BRUSSELS, 1 April 2005 — New data yesterday confirmed the threat of stagnation in Europe’s ailing heavyweight economies, struggling to kick-start a faltering recovery in the face of sky-high oil prices and record jobless tolls. Fresh figures for business and consumer confidence again dipped in March, while the European Commission also confirmed a fall in general economic hopes, both in the 12-nation euro zone and the wider, 25-member European Union.

The Economic Sentiment Indicator (ESI), which reflects the feelings of both entrepreneurs and consumers, fell by 1.4 points to 97.4 points, according to the commission, the EU’s executive arm. The figures continued an almost uninterrupted slide for the last six months, reaching their lowest point since December 2003. Another key benchmark, the Business Climate Indicator (BCI), also fell to its lowest point for a year.

“Once the likelihood of stagnation in economic growth is taken on board, the relevant question for ... policy-makers is: is this a temporary correction, or the beginning of a more lasting downturn?” asked a study by Equity Research. “We would rather opt for the former interpretation, at this stage,” said its London-based authors, Eric Chaney and Elga Bartsch. The gloom is in particular gripping so-called Old Europe countries like France and Germany, while EU newcomers in central Europe are mostly still forging ahead with growth, albeit from a lower starting position.
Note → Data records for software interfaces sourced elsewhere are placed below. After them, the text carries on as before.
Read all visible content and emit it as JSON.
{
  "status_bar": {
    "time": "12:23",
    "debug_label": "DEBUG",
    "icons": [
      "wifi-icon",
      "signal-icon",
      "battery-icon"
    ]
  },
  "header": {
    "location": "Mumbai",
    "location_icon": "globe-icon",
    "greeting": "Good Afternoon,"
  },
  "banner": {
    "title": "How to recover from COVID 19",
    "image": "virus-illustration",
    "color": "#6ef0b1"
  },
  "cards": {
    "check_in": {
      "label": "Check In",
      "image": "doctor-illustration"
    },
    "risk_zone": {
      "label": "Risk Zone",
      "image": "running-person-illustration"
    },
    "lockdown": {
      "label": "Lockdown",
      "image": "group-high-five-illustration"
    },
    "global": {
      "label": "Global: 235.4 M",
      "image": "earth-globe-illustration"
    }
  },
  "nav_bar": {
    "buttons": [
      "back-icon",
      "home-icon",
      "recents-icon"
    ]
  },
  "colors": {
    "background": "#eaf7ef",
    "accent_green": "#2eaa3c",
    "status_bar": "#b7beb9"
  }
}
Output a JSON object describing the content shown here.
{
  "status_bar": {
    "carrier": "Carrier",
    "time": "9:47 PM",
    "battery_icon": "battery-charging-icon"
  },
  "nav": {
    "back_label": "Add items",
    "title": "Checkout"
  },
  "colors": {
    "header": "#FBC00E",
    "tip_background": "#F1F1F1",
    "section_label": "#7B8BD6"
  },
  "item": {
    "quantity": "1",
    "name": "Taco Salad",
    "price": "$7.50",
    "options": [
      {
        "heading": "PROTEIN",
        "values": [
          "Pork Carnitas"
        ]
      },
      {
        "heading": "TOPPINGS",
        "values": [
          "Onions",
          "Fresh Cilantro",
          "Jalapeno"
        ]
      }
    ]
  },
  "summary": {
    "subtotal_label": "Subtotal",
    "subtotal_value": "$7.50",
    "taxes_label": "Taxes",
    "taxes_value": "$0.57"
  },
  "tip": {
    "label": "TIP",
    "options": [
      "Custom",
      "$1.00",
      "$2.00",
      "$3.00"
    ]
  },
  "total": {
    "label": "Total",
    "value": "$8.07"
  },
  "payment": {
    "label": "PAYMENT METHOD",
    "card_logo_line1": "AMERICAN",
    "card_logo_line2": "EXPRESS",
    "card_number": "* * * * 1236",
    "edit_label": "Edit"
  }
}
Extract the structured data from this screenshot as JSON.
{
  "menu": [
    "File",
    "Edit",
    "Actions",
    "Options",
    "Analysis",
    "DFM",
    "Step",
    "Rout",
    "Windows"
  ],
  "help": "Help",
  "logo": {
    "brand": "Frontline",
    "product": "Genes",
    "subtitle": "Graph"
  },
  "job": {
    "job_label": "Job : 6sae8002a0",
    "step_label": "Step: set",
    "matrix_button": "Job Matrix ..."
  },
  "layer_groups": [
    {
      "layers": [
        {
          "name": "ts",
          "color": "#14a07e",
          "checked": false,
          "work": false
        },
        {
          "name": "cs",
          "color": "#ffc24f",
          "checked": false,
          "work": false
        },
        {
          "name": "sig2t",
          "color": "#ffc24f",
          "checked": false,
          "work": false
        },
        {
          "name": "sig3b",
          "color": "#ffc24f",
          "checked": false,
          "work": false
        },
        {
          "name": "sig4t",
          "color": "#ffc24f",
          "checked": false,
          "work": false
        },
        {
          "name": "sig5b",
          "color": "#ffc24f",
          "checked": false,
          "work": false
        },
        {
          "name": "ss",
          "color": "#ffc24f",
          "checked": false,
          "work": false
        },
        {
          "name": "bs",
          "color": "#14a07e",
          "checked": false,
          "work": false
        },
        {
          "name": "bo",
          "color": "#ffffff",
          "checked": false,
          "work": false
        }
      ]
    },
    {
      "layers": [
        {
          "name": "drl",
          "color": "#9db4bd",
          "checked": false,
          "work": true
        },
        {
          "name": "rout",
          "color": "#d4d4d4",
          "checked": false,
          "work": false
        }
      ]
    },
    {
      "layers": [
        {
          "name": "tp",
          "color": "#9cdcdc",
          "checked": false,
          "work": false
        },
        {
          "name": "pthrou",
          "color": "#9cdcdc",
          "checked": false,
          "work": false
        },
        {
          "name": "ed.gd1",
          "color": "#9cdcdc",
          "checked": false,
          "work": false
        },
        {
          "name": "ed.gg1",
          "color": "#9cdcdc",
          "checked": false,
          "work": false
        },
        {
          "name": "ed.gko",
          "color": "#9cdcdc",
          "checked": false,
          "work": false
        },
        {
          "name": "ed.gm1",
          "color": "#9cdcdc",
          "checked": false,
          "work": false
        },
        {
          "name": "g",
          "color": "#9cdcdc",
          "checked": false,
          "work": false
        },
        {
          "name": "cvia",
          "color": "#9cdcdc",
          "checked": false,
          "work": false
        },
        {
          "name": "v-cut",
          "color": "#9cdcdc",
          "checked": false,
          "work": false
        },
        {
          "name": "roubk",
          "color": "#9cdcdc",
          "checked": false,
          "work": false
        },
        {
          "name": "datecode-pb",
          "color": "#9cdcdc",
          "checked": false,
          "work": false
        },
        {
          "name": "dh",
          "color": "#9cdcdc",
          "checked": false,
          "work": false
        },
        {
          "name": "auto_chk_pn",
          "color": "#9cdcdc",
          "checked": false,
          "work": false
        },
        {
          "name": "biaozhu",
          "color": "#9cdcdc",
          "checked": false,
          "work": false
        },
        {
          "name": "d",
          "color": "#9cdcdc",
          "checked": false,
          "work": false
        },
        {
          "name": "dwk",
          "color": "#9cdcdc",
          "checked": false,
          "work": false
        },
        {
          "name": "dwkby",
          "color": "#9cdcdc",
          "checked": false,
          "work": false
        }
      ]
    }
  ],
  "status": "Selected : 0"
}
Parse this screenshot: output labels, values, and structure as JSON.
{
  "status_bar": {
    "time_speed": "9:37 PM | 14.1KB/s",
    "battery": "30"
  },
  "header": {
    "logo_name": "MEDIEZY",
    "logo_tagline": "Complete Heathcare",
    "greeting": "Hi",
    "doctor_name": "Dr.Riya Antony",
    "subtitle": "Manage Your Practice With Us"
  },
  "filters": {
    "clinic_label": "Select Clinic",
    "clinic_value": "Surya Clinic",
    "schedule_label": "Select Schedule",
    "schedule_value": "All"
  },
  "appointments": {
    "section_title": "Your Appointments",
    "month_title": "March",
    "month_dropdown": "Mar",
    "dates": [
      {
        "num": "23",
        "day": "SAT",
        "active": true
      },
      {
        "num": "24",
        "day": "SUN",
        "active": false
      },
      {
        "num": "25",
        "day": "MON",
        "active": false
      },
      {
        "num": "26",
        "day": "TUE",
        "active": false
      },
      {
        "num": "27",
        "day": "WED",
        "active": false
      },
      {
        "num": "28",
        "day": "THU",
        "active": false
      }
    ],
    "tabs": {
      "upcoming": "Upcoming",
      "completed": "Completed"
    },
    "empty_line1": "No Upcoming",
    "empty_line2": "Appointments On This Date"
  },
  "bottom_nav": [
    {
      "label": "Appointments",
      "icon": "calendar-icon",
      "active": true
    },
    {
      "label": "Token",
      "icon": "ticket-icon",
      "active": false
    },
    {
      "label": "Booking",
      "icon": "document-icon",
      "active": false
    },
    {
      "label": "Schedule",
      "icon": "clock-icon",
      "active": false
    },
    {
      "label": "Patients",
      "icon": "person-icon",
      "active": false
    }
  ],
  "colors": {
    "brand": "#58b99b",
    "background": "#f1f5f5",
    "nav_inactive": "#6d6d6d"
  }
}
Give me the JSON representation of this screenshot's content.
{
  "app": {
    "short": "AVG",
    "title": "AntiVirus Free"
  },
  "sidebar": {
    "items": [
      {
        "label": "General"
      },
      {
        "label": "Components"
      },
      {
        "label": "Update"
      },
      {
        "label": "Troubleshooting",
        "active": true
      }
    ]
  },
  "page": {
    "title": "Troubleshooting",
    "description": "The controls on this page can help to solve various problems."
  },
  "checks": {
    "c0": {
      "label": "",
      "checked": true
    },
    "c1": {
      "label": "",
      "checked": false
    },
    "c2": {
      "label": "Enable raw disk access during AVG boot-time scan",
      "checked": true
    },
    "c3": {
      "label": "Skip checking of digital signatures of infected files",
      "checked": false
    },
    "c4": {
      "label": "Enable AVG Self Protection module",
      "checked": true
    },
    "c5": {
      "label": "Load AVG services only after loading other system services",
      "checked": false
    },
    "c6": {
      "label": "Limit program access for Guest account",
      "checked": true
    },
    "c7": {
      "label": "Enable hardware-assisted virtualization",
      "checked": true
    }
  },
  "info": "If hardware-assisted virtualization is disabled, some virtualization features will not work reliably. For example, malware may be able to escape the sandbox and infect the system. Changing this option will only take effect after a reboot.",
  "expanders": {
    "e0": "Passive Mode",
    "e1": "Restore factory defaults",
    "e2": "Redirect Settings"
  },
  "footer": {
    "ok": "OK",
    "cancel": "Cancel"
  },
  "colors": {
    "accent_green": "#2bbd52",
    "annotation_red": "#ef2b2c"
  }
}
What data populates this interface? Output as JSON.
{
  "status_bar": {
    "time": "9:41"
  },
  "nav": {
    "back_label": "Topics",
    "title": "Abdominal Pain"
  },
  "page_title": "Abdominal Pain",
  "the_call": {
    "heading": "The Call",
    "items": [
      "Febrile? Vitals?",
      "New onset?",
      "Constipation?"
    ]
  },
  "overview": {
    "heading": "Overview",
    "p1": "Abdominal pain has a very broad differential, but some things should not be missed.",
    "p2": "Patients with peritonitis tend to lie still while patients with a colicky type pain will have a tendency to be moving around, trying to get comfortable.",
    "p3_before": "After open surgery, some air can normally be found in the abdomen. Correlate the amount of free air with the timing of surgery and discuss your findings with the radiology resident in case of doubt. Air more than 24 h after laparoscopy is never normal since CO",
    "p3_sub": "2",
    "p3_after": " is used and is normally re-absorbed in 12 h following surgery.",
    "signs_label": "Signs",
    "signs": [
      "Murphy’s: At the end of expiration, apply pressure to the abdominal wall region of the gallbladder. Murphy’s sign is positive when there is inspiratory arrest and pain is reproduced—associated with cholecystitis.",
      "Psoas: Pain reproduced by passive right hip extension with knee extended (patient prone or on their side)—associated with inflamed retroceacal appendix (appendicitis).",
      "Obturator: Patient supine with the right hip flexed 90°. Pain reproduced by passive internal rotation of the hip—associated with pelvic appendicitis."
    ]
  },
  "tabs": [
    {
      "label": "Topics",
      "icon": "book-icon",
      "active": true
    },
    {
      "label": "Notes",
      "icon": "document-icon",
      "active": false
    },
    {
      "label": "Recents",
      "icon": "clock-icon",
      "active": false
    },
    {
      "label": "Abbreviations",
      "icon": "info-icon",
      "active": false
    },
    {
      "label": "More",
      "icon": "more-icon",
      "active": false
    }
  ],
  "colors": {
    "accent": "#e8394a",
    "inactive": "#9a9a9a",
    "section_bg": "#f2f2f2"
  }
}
Manufacturers face the bleakest prospects, voicing pessimism notably due to thin export order books, which reveal the weakness of foreign demand fueled by the weakness of the dollar and strength of the euro, analysts said. “The manufacturing sector is on the verge of recession,” said Chaney.

But householders are also worried, in particular due to threats to jobs - a justified concern since French unemployment grew by 0.5 percent in February, while in Germany it remains at a record high of over five million people. Despite the gloom there are some glimmers of hope, including the fact that the euro’s value, while high, is no higher than a year ago, while interest rates remain at historic lows.

The two real sources of concern are oil at over $50 a barrel and stubbornly weak consumer demand. There is no immediate prospect of lower crude prices, given strong global demand and continuing geopolitical uncertainty. Economic growth forecasts, which had pointed towards a reasonable recovery this year, are now expected to hit around 1.5 percent for 2005, compared to two percent last year.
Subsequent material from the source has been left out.